An asymmetric low concentrator and spectral splitting approach to bifacial four‐terminal photovoltaic modules

Abstract

AbstractWe introduce the conceptual design of the optical core for a spectral‐splitting and light‐guiding four‐terminal (4T) photovoltaic (PV) module, with appealing features for bifacial operation. We analyze the applicability of the solution and its performance using a commercial ray‐tracing software for direct and diffused solar irradiance at standard AM1.5G spectrum. The core is a right‐angle transparent wedged (RAW) prism. Complementary, two dichroic mirrors are optically coupled to the rear and bottom faces of the wedge to perform the spectral‐splitting (SS) function. Low‐gain concentration in the visible (VIS) band is provided by combining dichroic reflections with achromatic total internal reflection (TIR) at the topmost air‐dielectric interface for light guiding. The module can support 4T heterojunction connection, implemented with wide‐bandgap (WG) solar cells for the VIS and silicon‐based solar cells for the near infrared (NIR). At a geometrical concentration gain CG‐VIS ≈ 4 and wide optical acceptance angle θA ≈ 48°, also VIS diffused light is effectively collected and a spectrally integrated optical efficiency ηo,diff = 62%, (ηo(diff,NIR) =45%, ηo(diff,VIS) = 17%) is estimated. Under direct illumination ηo,dir > 80% is obtained over the whole angular acceptance with a maximum optical efficiency ηo,dir‐MAX ≈ 88.7% at θi = 37°. Low‐concentrating RAW‐SS can work stationary and trackless.
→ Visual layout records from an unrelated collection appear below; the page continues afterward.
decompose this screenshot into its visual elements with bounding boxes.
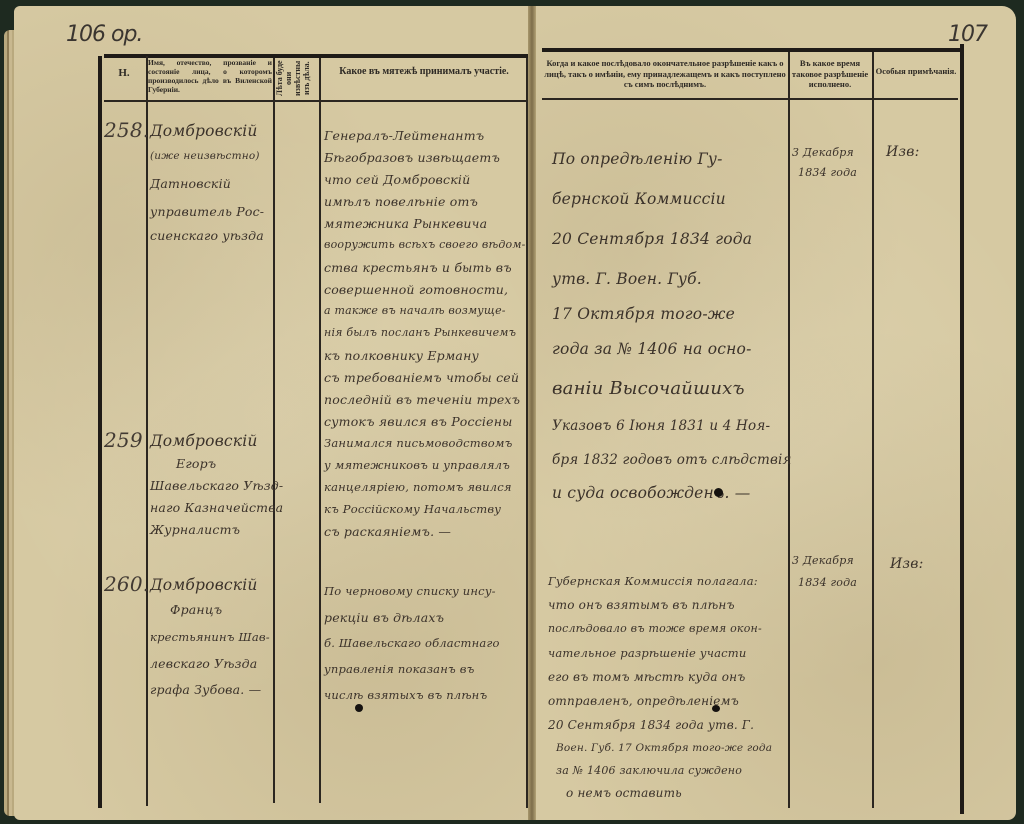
- header-age: Лѣта буде они извѣстны изъ дѣла.: [275, 58, 317, 98]
- entry-name-line: Шавельскаго Уѣзд-: [150, 478, 283, 493]
- participation-line: что сей Домбровскій: [324, 172, 470, 187]
- left-folio-number: 106 ор.: [66, 22, 142, 47]
- participation-line: нія былъ посланъ Рынкевичемъ: [324, 326, 516, 339]
- resolution-line: Губернская Коммиссія полагала:: [548, 574, 758, 588]
- col-divider-age: [319, 58, 321, 803]
- resolution-line: о немъ оставить: [566, 786, 682, 800]
- participation-line: у мятежниковъ и управлялъ: [324, 458, 510, 472]
- resolution-line: Указовъ 6 Іюня 1831 и 4 Ноя-: [552, 418, 770, 434]
- execution-line: 1834 года: [798, 166, 857, 179]
- participation-line: Генералъ-Лейтенантъ: [324, 128, 484, 143]
- entry-number: 258.: [104, 118, 149, 142]
- header-number: Н.: [104, 68, 144, 79]
- participation-line: числѣ взятыхъ въ плѣнъ: [324, 688, 487, 702]
- col-divider-participation: [526, 58, 528, 808]
- resolution-line: ваніи Высочайшихъ: [552, 378, 745, 399]
- col-divider-resolution: [788, 52, 790, 808]
- right-header-top-rule: [542, 48, 962, 52]
- participation-line: канцеляріею, потомъ явился: [324, 480, 512, 494]
- resolution-line: Воен. Губ. 17 Октября того-же года: [556, 742, 772, 754]
- participation-line: управленія показанъ въ: [324, 662, 474, 676]
- ink-blot: [355, 704, 363, 712]
- participation-line: а также въ началѣ возмуще-: [324, 304, 506, 317]
- entry-number: 260.: [104, 572, 149, 596]
- ink-blot: [714, 488, 723, 497]
- remarks-text: Изв:: [886, 144, 920, 160]
- participation-line: мятежника Рынкевича: [324, 216, 487, 231]
- resolution-line: послѣдовало въ тоже время окон-: [548, 622, 762, 635]
- header-execution: Въ какое время таковое разрѣшеніе исполн…: [790, 58, 870, 90]
- participation-line: имѣлъ повелѣніе отъ: [324, 194, 478, 209]
- participation-line: къ полковнику Ерману: [324, 348, 479, 363]
- entry-name-line: управитель Рос-: [150, 204, 264, 219]
- resolution-line: 20 Сентября 1834 года утв. Г.: [548, 718, 754, 732]
- entry-name-line: сиенскаго уѣзда: [150, 228, 264, 243]
- participation-line: Занимался письмоводствомъ: [324, 436, 512, 450]
- resolution-line: утв. Г. Воен. Губ.: [552, 270, 702, 288]
- execution-line: 1834 года: [798, 576, 857, 589]
- participation-line: къ Россійскому Начальству: [324, 502, 501, 516]
- header-name: Имя, отечество, прозваніе и состояніе ли…: [148, 58, 272, 94]
- participation-line: съ раскаяніемъ. —: [324, 524, 451, 539]
- header-participation: Какое въ мятежѣ принималъ участіе.: [322, 66, 526, 77]
- resolution-line: чательное разрѣшеніе участи: [548, 646, 747, 660]
- entry-name-line: графа Зубова. —: [150, 682, 261, 697]
- resolution-line: за № 1406 заключила суждено: [556, 764, 742, 777]
- execution-line: 3 Декабря: [792, 146, 854, 159]
- right-header-bottom-rule: [542, 98, 958, 100]
- left-outer-border: [98, 56, 102, 808]
- entry-name-line: Домбровскій: [150, 576, 258, 594]
- participation-line: По черновому списку инсу-: [324, 584, 496, 598]
- participation-line: съ требованіемъ чтобы сей: [324, 370, 519, 385]
- right-outer-border: [960, 44, 964, 814]
- resolution-line: его въ томъ мѣстѣ куда онъ: [548, 670, 745, 684]
- left-header-bottom-rule: [104, 100, 528, 102]
- entry-name-line: Датновскій: [150, 176, 231, 191]
- header-resolution: Когда и какое послѣдовало окончательное …: [544, 58, 786, 90]
- resolution-line: отправленъ, опредѣленіемъ: [548, 694, 739, 708]
- resolution-line: 20 Сентября 1834 года: [552, 230, 752, 248]
- participation-line: рекціи въ дѣлахъ: [324, 610, 444, 625]
- entry-name-line: левскаго Уѣзда: [150, 656, 257, 671]
- participation-line: последній въ теченіи трехъ: [324, 392, 520, 407]
- resolution-line: бернской Коммиссіи: [552, 190, 726, 208]
- remarks-text: Изв:: [890, 556, 924, 572]
- entry-name-line: Францъ: [170, 602, 222, 617]
- entry-name-line: наго Казначейства: [150, 500, 283, 515]
- resolution-line: что онъ взятымъ въ плѣнъ: [548, 598, 735, 612]
- entry-name-line: (иже неизвѣстно): [150, 150, 260, 162]
- book-spine: [528, 6, 536, 820]
- entry-name-line: крестьянинъ Шав-: [150, 630, 270, 644]
- resolution-line: года за № 1406 на осно-: [552, 340, 752, 358]
- col-divider-number: [146, 56, 148, 806]
- execution-line: 3 Декабря: [792, 554, 854, 567]
- participation-line: б. Шавельскаго областнаго: [324, 636, 500, 650]
- participation-line: вооружить всѣхъ своего вѣдом-: [324, 238, 526, 251]
- entry-name-line: Домбровскій: [150, 432, 258, 450]
- ink-blot: [712, 705, 720, 712]
- resolution-line: По опредѣленію Гу-: [552, 150, 723, 168]
- col-divider-execution: [872, 52, 874, 808]
- entry-number: 259: [104, 428, 143, 452]
- entry-name-line: Домбровскій: [150, 122, 258, 140]
- resolution-line: 17 Октября того-же: [552, 305, 735, 323]
- col-divider-name: [273, 58, 275, 803]
- right-folio-number: 107: [948, 22, 987, 47]
- resolution-line: бря 1832 годовъ отъ слѣдствія: [552, 452, 792, 468]
- participation-line: ства крестьянъ и быть въ: [324, 260, 512, 275]
- entry-name-line: Журналистъ: [150, 522, 240, 537]
- entry-name-line: Егоръ: [176, 456, 216, 471]
- participation-line: совершенной готовности,: [324, 282, 508, 297]
- participation-line: Бѣгобразовъ извѣщаетъ: [324, 150, 500, 165]
- participation-line: сутокъ явился въ Россіены: [324, 414, 513, 429]
- header-remarks: Особыя примѣчанія.: [874, 66, 958, 77]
The tilt angle for the orientation is set according to the latitude at the installation site, and in the northern hemisphere, it is more north‐oriented with respect to standard panels. The collection of albedo irradiance from the ground is favored, since the scaling coefficient for self‐shading of the module at sun elevation is lower than for standard flat panels of equivalent input area and normally oriented. The decrease in self‐shading is therefore an asset for bifacial operation and specifically effective at lower latitudes where solar irradiance is stronger. The possible applications range from sub‐watt indoor PV and Internet‐of‐Things power suppliers to utility‐scale plants and building‐integrated solutions.